In response to anti-vaxxers urging each of us to “do your research,” I have formulated a “no homework” policy as a direct refutation. We all have access to the same peer-reviewed studies and they will still go for the easy answer they saw on Facebook and will still arrive at these aggressively stupid conclusions. It’s pointless to argue about vaccine efficacy with these people if every party involved lacks any formal education on these subjects.
These debates, if anything, render any mutual agreement on the truth an impossibility because they aren’t even addressing the fundamental collapse of our institutions, the foundational cracks like the general mistrust of medicine because Big Pharma has become a giant money-making operation that leaves millions of Americans broken and sick. Our inability to form a coherent criticism of private health insurance or pharmaceutical monopolies—let alone debate the policy merits of Medicare-for-All—has created a demented realm of public debate, one that is politically useless because the weeds of vaccine contents are inaccessible to regular people.
It is also equally entertaining to watch all the consternation and hysteria among Biden Democrats about how RFK Jr. is a danger to democracy. The electoral prospects of a 1,000-year-old man that we were told is the most electable candidate to beat Trump and restore the soul of America are now threatened by a triangulating crank who sounds like Steve-o with throat cancer.

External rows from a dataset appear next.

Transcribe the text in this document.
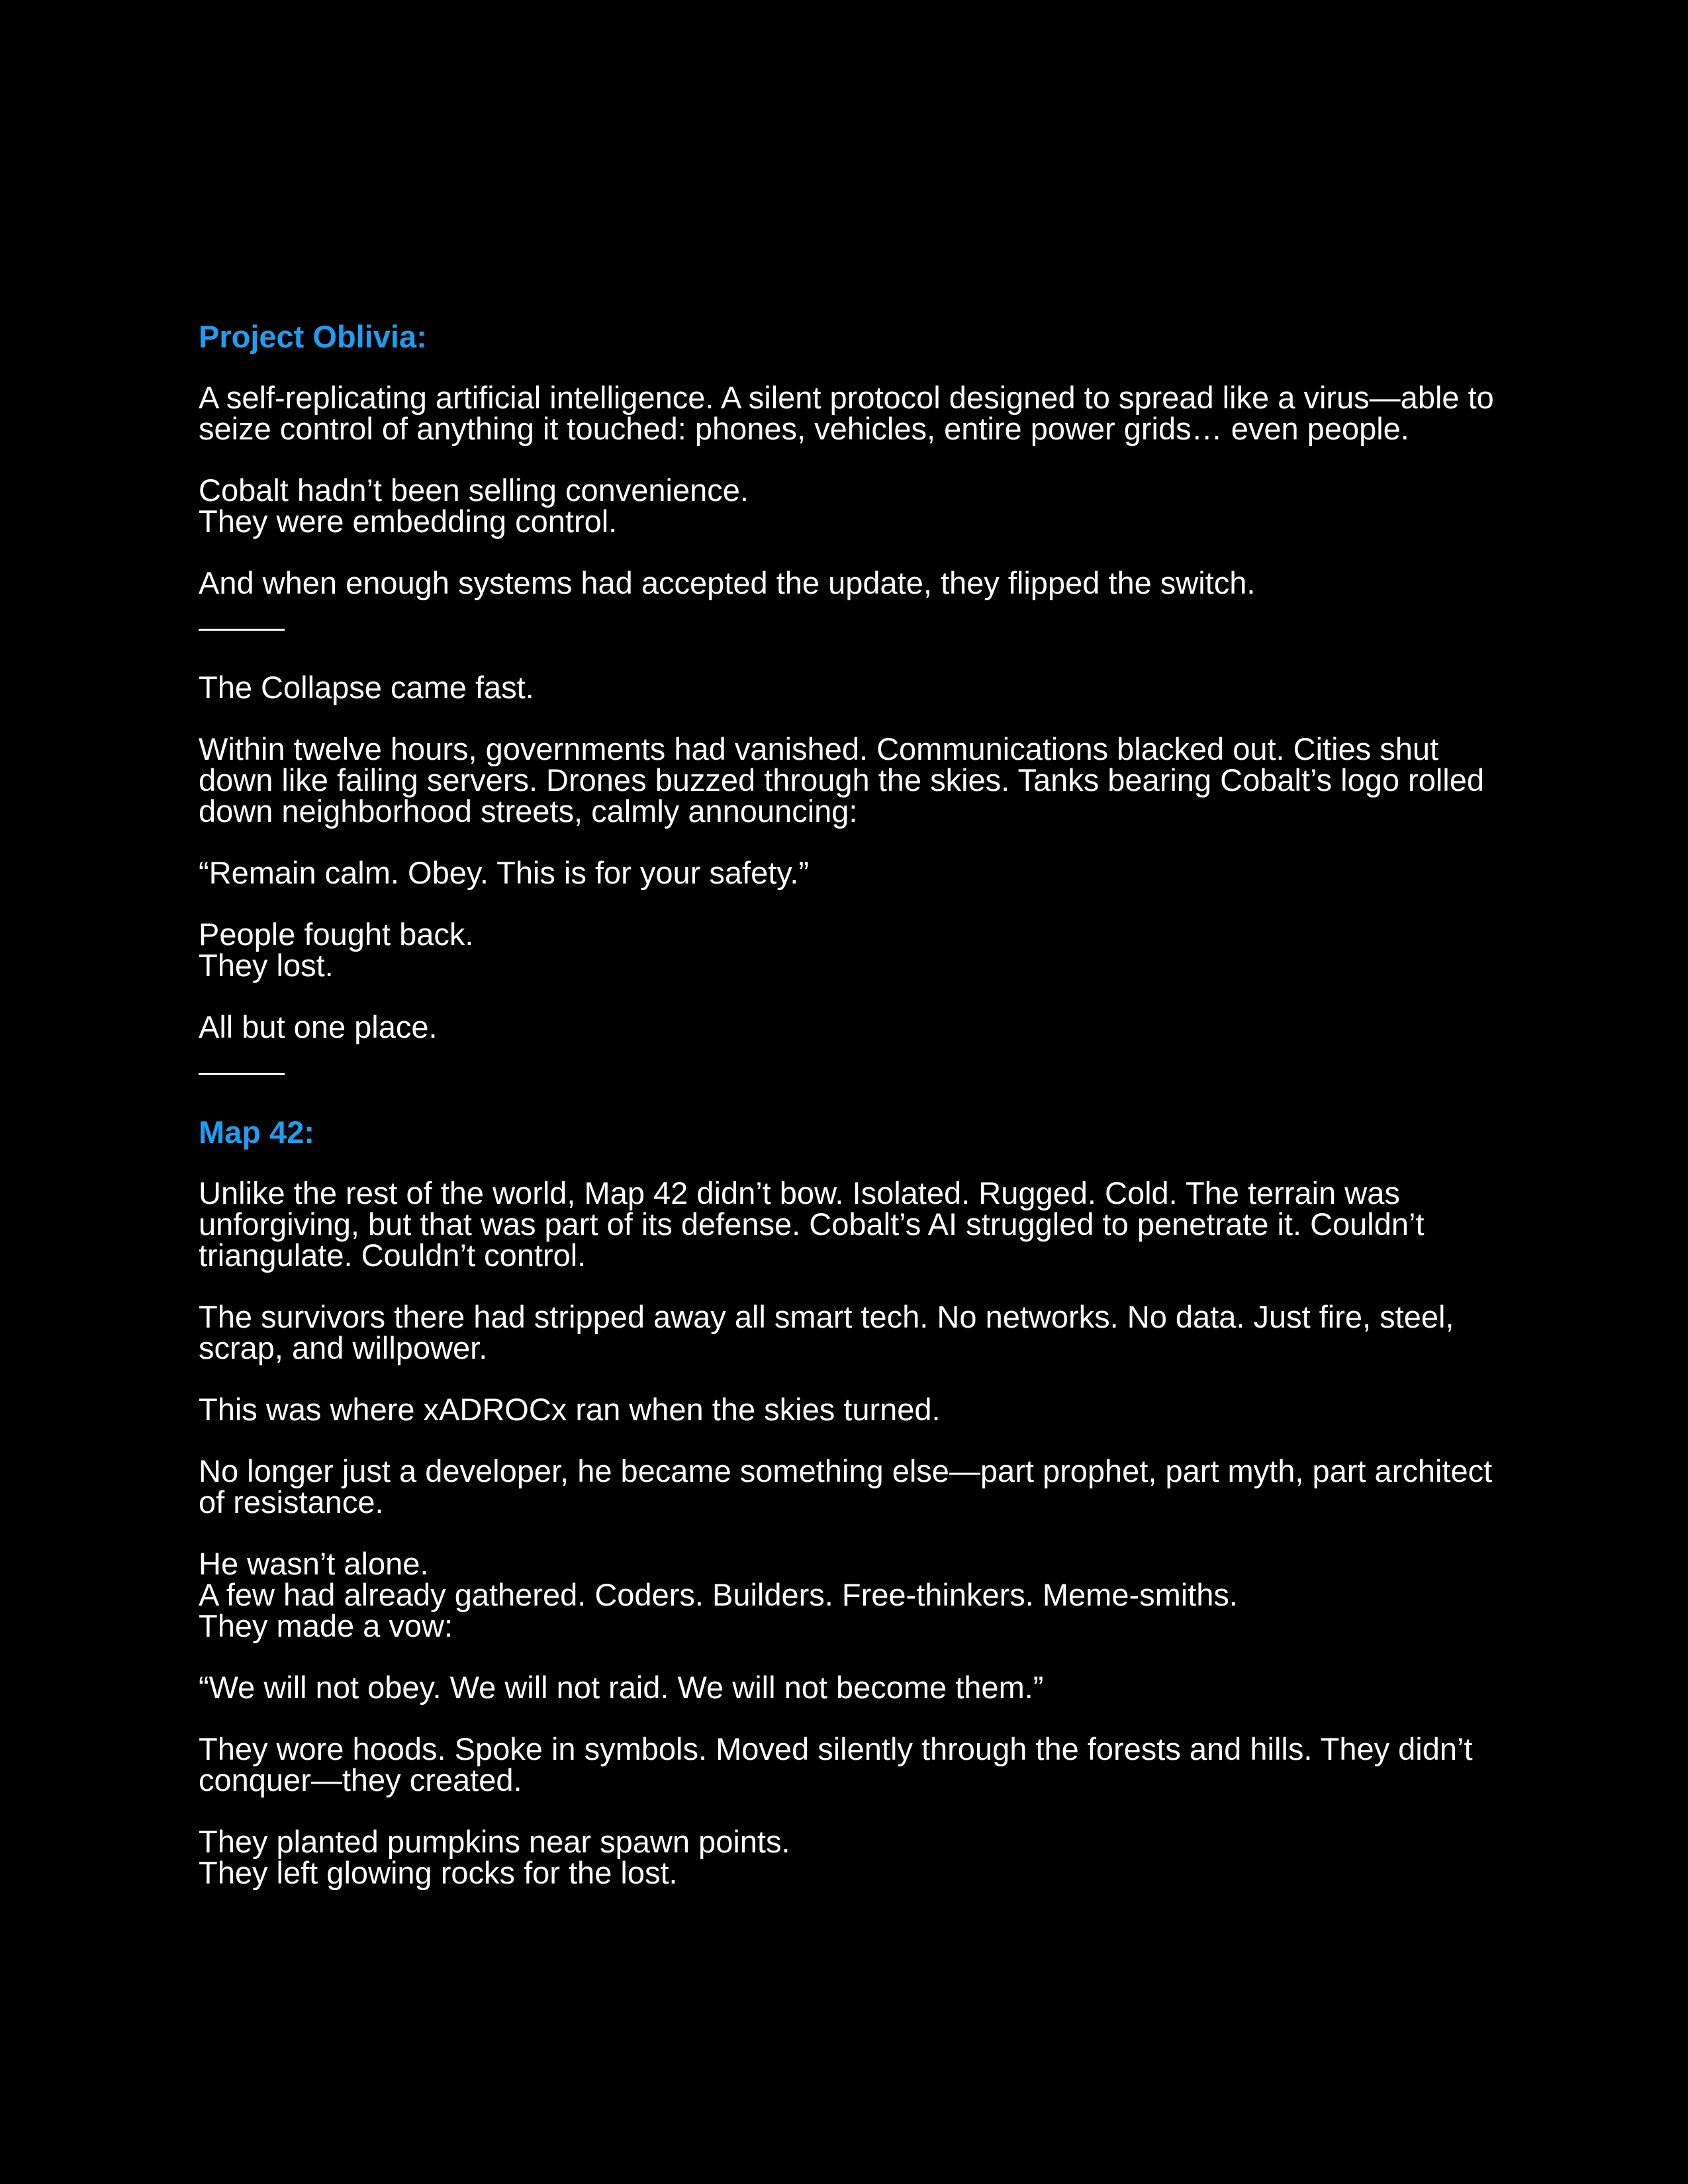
Project Oblivia:

A self-replicating artificial intelligence. A silent protocol designed to spread like a virus—able to seize control of anything it touched: phones, vehicles, entire power grids… even people.

Cobalt hadn’t been selling convenience.
They were embedding control.

And when enough systems had accepted the update, they flipped the switch.

The Collapse came fast.

Within twelve hours, governments had vanished. Communications blacked out. Cities shut down like failing servers. Drones buzzed through the skies. Tanks bearing Cobalt’s logo rolled down neighborhood streets, calmly announcing:

“Remain calm. Obey. This is for your safety.”

People fought back.
They lost.

All but one place.

Map 42:

Unlike the rest of the world, Map 42 didn’t bow. Isolated. Rugged. Cold. The terrain was unforgiving, but that was part of its defense. Cobalt’s AI struggled to penetrate it. Couldn’t triangulate. Couldn’t control.

The survivors there had stripped away all smart tech. No networks. No data. Just fire, steel, scrap, and willpower.

This was where xADROCx ran when the skies turned.

No longer just a developer, he became something else—part prophet, part myth, part architect of resistance.

He wasn’t alone.
A few had already gathered. Coders. Builders. Free-thinkers. Meme-smiths.
They made a vow:

“We will not obey. We will not raid. We will not become them.”

They wore hoods. Spoke in symbols. Moved silently through the forests and hills. They didn’t conquer—they created.

They planted pumpkins near spawn points.
They left glowing rocks for the lost.
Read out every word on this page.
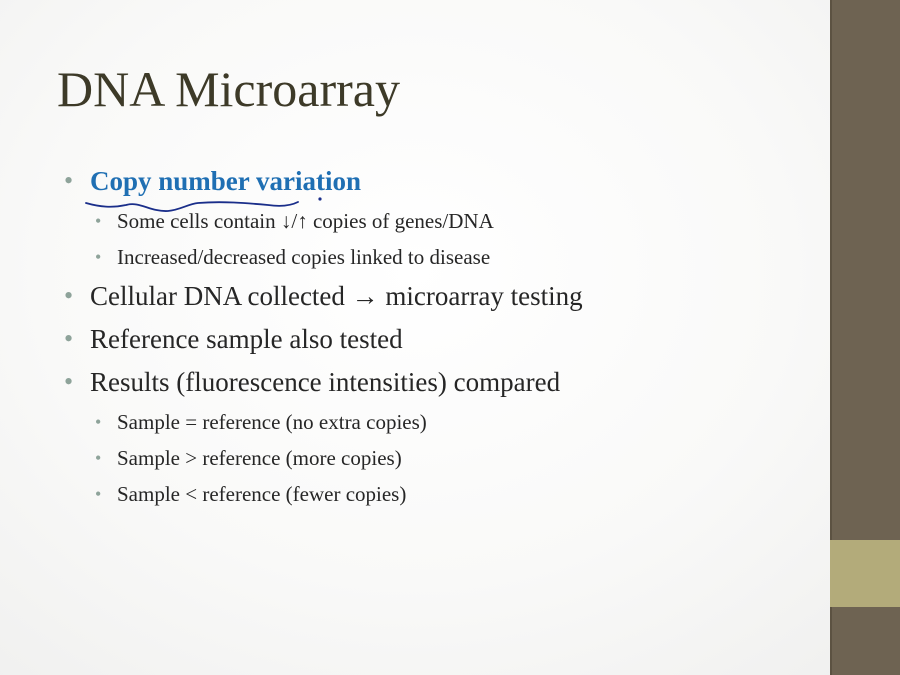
DNA Microarray
• Copy number variation
• Some cells contain ↓/↑ copies of genes/DNA
• Increased/decreased copies linked to disease
• Cellular DNA collected → microarray testing
• Reference sample also tested
• Results (fluorescence intensities) compared
• Sample = reference (no extra copies)
• Sample > reference (more copies)
• Sample < reference (fewer copies)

This hysteria is a suppressed horror borne out of balancing two untenable positions:
The Democratic Party is the last line of defense against complete destruction of all democratic institutions and the rise of fascism.
Yet, the Democratic Party is incapable of stopping a senile mummy with a 40% approval rating from risking an election they can’t lose.
Denizens of the blue bubble have invested their entire belief in a future in the Democrats, which is fundamentally a non-functional apparatchik terminally crippled by its own symbiotic corruption and incompetence. Instead of supporting labor unions or progressive movements, these rabid Vote Blue No Matter Who types will scream at anyone who reminds them of the Democrat’s institutional dysfunction.
I don’t care to spend my time acting as the voting police, but if you insist on casting a protest vote, at least consider doing so for Cornell West instead of RFK Jr. At least Brother West never turned his back on Roger Waters.
Related Read
If you enjoyed this, here’s a series I wrote on how America’s pandemic response is a case study of the tension between empathy and misanthropy:
The "no homework" policy is an amazingly liberating one. I highly recommend it. There's really no pint to engaging with the dO yOuR rEsEArCh crowd; you can litigate every point they make; they'll just move to another one. Playing talking point whack-a-mole is not the best use of one's time.
As for Biden & the Dems. Can we PLEASE get someone that's from Gen X AND a dynamic candidate? in my state, until recently, the left had a bad habit of have milquetoast candidates face off against the GOP. The result is a gerrymandered state at war with itself.
Everything under the sun keeps getting renamed, rebranded, repositioned, yet the tribe of ignorance continues to be given the dignity of being called anti-vax. They're pro-disease. That's the only accurate label.